Malgré la notification volontaire envoyée à Ottawa concernant l'accord, Genting affirme qu'il ne s'agit pas d'une "affaire commerciale canadienne" telle que définie par la loi car les entreprises ciblées et leurs actifs sont situés au Pérou, bien qu'elles appartiennent à des filiales de Pan American enregistrées en Colombie-Britannique et en Ontario.

Dans sa demande, la société prétend que la décision du ministre "se fonde sur une interprétation inacceptable et déraisonnable de la loi, et est donc erronée en droit".

Aaron Shull, directeur général et conseiller juridique au Centre international pour la gouvernance de l'innovation en Ontario, a déclaré que l'affaire présente "une histoire assez complexe mais en réalité très simple".

Il a confirmé que l'accord consiste essentiellement en une compagnie mère canadienne vendant des actifs péruviens à une société chinoise, et que la structure des filiales concernées peut être motivée par diverses raisons telles que la protection de la responsabilité et des fins fiscales.

Shull a déclaré que le gouvernement canadien a indiqué son intention d'examiner strictement les investissements étrangers impliquant des éléments tels que les métaux stratégiques liés à des "États hostiles".

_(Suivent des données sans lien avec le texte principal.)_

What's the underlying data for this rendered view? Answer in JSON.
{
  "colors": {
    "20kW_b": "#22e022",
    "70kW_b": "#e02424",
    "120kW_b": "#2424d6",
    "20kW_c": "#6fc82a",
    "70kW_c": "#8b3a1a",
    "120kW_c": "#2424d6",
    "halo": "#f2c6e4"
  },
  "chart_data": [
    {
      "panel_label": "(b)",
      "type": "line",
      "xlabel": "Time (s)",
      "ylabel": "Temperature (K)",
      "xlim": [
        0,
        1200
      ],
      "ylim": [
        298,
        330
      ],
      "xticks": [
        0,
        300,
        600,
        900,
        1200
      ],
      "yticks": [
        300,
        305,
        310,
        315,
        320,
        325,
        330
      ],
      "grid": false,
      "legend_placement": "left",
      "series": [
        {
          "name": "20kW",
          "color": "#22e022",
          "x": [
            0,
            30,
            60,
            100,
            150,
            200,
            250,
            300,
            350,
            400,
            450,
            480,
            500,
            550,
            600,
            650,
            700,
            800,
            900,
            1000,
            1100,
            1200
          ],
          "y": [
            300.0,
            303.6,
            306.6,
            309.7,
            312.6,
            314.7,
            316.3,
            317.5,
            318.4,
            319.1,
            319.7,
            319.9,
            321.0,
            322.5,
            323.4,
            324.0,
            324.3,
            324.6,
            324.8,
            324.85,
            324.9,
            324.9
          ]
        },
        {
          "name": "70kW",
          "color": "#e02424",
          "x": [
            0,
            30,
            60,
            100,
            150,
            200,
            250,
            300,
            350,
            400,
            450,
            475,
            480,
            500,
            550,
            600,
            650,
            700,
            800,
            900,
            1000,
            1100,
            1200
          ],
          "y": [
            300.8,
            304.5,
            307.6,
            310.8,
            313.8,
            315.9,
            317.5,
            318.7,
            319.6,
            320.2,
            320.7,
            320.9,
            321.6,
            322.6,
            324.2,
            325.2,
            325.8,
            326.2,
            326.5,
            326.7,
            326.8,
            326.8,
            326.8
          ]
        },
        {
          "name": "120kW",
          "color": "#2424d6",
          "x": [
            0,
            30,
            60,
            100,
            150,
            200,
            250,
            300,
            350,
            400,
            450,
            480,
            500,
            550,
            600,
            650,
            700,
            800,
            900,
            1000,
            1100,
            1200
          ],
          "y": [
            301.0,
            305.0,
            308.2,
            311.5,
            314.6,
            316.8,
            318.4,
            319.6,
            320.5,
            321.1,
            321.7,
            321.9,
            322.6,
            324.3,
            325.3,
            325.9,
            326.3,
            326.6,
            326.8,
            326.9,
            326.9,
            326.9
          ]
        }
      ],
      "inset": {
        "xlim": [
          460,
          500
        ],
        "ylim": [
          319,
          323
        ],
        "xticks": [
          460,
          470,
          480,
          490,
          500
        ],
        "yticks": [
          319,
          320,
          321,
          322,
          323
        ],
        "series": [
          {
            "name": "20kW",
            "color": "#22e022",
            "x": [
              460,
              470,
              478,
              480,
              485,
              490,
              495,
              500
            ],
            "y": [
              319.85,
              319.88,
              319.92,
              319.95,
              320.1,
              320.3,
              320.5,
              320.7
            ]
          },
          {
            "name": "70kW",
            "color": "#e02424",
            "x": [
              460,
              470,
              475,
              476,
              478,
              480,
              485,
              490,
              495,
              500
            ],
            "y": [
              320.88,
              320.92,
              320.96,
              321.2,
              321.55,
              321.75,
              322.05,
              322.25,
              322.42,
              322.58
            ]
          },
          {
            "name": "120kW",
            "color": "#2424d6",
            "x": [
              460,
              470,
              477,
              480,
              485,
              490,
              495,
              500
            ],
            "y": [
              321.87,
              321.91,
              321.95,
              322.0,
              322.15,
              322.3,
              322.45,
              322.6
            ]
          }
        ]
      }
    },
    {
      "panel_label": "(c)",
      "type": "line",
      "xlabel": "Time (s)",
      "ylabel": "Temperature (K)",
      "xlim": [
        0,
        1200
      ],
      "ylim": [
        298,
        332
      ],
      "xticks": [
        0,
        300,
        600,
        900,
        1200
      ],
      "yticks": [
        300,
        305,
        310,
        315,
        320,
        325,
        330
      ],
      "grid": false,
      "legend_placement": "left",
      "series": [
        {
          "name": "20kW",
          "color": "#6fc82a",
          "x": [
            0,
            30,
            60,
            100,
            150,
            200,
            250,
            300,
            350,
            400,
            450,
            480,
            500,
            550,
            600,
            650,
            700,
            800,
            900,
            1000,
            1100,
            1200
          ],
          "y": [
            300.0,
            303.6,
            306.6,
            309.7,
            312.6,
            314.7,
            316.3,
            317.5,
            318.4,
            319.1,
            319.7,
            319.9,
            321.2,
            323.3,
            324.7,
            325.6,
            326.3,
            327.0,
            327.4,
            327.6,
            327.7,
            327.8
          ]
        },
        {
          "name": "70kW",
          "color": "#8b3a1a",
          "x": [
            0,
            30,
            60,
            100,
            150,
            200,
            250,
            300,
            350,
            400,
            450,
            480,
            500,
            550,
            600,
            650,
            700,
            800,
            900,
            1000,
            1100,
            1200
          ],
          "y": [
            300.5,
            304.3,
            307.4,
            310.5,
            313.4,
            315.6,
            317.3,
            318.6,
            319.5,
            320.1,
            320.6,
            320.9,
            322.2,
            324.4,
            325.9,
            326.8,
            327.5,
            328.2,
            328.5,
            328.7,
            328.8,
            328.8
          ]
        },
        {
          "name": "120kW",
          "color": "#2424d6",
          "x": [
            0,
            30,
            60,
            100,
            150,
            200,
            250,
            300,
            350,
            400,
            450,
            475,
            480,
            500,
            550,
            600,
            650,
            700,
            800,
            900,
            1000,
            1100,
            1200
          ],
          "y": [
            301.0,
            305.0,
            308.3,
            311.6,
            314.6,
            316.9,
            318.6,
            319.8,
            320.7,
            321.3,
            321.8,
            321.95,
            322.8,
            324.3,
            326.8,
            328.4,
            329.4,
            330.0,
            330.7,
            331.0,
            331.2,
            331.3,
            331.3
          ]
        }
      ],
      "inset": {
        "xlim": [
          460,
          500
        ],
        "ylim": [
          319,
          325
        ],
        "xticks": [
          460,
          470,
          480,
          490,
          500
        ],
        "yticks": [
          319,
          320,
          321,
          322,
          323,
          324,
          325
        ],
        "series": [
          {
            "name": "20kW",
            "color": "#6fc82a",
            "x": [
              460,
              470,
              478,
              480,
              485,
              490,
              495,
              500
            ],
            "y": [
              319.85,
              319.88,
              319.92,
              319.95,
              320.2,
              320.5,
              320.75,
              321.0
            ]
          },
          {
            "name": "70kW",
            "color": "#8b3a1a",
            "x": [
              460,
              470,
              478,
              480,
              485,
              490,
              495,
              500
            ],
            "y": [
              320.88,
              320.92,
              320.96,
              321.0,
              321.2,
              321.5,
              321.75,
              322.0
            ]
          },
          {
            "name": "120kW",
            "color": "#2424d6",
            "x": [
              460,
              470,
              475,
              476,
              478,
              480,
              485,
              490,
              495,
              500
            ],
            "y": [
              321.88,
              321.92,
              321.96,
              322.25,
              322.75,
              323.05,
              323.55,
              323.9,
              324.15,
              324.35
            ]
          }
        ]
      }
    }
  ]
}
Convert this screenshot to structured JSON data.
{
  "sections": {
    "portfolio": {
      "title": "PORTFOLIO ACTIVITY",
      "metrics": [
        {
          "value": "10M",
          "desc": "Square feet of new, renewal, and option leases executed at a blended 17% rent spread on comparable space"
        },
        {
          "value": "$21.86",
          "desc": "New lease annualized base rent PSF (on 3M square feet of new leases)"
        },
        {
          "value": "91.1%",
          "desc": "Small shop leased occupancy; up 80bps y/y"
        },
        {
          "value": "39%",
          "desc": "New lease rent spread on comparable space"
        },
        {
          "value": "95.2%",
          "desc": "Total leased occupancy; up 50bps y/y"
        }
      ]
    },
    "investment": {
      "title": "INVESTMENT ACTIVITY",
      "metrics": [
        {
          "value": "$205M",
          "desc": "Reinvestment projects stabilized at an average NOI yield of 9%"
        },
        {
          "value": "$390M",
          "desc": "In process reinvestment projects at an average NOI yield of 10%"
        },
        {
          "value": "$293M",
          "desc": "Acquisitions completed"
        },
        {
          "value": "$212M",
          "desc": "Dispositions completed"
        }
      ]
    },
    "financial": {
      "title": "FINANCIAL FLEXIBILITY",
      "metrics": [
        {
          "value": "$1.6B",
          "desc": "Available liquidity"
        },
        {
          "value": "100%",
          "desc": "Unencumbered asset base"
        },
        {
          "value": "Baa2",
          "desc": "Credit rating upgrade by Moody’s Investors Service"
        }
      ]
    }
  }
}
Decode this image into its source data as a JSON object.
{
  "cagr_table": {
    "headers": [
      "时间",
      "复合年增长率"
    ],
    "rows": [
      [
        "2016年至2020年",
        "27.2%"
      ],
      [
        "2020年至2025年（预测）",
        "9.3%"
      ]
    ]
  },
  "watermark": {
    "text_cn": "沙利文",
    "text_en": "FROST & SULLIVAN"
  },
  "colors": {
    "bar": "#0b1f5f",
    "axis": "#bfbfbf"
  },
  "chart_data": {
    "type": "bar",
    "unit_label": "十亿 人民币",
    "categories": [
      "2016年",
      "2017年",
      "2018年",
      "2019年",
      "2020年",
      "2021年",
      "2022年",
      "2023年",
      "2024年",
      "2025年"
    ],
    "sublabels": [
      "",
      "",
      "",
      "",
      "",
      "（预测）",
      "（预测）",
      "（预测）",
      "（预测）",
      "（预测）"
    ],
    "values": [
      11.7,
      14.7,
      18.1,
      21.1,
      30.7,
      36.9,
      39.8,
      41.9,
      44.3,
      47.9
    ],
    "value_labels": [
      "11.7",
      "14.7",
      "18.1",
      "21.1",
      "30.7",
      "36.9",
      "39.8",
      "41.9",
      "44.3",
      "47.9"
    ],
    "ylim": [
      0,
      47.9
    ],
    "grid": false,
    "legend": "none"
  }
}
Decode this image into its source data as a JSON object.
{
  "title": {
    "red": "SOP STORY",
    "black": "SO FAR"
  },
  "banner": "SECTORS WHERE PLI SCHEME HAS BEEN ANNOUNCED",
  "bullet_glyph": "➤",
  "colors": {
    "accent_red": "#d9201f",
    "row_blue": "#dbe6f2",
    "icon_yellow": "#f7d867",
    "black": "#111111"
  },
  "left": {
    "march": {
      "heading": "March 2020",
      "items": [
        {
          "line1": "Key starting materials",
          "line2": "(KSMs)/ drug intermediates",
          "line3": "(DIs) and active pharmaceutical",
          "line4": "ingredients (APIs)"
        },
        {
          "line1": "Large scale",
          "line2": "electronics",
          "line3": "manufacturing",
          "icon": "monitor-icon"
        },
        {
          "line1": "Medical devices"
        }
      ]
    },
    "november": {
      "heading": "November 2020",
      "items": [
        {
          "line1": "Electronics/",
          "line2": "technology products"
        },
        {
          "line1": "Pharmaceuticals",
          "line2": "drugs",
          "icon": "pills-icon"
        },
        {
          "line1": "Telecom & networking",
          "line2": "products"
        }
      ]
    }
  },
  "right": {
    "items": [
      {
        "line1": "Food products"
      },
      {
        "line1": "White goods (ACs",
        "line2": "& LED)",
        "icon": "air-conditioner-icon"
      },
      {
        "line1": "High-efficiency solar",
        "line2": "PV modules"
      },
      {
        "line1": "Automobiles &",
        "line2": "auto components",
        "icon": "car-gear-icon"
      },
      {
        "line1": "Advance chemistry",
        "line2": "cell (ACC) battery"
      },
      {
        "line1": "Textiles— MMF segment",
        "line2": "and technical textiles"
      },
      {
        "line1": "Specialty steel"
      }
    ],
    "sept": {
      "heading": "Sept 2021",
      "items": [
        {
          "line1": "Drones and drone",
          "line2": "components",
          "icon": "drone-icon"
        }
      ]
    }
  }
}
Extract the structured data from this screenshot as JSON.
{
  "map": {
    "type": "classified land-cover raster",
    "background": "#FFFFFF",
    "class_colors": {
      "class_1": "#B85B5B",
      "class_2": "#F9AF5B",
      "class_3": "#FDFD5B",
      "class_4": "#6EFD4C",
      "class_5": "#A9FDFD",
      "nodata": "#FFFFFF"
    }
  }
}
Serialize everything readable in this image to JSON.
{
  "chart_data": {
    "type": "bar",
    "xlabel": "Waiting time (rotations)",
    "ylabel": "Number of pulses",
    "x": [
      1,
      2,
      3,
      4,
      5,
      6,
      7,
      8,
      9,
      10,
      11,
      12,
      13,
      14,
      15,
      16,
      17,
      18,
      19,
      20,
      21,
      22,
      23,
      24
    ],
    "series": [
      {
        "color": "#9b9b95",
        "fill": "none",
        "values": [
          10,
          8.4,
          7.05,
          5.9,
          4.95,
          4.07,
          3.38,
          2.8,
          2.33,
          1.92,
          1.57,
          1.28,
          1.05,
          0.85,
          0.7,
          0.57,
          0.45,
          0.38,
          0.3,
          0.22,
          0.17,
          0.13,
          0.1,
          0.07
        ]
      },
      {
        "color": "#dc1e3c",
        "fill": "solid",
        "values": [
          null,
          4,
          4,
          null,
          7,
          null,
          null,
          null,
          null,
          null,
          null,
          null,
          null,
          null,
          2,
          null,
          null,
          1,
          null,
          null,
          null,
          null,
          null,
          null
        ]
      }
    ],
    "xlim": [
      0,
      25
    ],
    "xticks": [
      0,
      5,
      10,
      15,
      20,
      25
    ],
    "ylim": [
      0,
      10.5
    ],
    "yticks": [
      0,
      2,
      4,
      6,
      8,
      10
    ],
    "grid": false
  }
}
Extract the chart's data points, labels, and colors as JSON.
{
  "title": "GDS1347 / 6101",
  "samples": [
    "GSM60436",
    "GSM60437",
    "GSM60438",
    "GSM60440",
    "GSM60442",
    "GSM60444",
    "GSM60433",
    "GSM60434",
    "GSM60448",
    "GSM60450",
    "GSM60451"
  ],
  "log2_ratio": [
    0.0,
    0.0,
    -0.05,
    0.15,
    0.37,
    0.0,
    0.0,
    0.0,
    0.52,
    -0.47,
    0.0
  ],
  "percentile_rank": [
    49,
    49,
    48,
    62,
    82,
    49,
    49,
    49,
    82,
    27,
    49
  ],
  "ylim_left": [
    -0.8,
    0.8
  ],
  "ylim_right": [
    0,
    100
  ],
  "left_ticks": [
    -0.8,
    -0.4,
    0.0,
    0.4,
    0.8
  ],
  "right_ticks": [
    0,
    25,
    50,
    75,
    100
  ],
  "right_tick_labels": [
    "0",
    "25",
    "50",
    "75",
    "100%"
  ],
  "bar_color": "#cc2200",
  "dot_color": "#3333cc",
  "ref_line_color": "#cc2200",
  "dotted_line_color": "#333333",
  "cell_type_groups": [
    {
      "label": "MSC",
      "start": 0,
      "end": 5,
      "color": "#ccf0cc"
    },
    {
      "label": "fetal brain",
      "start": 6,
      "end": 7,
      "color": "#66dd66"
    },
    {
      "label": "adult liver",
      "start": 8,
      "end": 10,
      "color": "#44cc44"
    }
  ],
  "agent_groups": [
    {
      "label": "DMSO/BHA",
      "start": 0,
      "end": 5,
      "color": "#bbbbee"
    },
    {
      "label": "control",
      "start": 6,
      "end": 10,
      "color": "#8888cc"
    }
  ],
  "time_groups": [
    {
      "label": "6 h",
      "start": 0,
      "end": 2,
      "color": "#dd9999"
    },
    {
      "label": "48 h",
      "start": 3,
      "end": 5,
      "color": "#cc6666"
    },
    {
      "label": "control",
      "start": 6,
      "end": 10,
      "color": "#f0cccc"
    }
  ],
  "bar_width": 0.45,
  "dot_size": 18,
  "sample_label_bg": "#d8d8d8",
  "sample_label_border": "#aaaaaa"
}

Il a ajouté : "Particulièrement ceux provenant d'entreprises appartenant à l'État ou fortement liées à l'État".

Il a également déclaré que l'accord ne concerne pas seulement les actifs miniers d'or, mais comprend également une mine proche d'or et de cuivre ainsi qu'une installation de transfert d'énergie.

"On pourrait peut-être avancer un argument assez convaincant que cela fait partie d'un jeu stratégique de la part de la Chine en Amérique latine", a-t-il déclaré.

"Le gouvernement canadien, le gouvernement américain et toute une série d’autres gouvernements ont fait beaucoup de bruit à propos d'une position plus ferme sur ce genre de choses. Je pense que ce que l'on voit ici est une sorte de mise en œuvre de ce type d’approche dans ce genre d’environnement géopolitique contesté".

Les avocats canadiens de Genting n'ont pas répondu à une demande de commentaire.

Le ministère de l'Innovation, des Sciences et du Développement économique du Canada a également refusé de commenter la demande de Genting auprès de la Cour fédérale.

"Le gouvernement du Canada ne commente pas les dossiers portés devant les tribunaux. Et en raison des obligations de confidentialité prévues par la Loi sur Investissement Canada, il ne peut faire de commentaires sur des opérations spécifiques", selon une déclaration du ministère dans un courriel.

Le gouvernement fédéral a annoncé des "changements majeurs" à la loi en mars de cette année.

À l'époque, le ministère a déclaré : "Bien que l'investissement étranger soit essentiel à la prospérité économique, la Loi sur Investissement Canada est un levier clé qui permet au gouvernement du Canada d'agir rapidement et fermement lorsque l'investissement étranger menace la sécurité nationale".

"Alors que le monde change et que les menaces évoluent, le Canada a besoin de nouveaux outils pour continuer à protéger son économie et assurer la sécurité des Canadiens".

Shull a déclaré que les documents de l’affaire ne précisent pas les préoccupations spécifiques en matière de sécurité nationale que le ministre pourrait avoir, mais qu'il suivra de près l'affaire pour en connaître l'issue.

Il a déclaré que si la société réussissait à éviter un contrôle de sécurité nationale, cela placerait le Canada dans une "position étrange" en donnant aux entreprises étrangères un moyen de conclure des accords en dehors du cadre législatif "avec juste un peu de créativité juridique".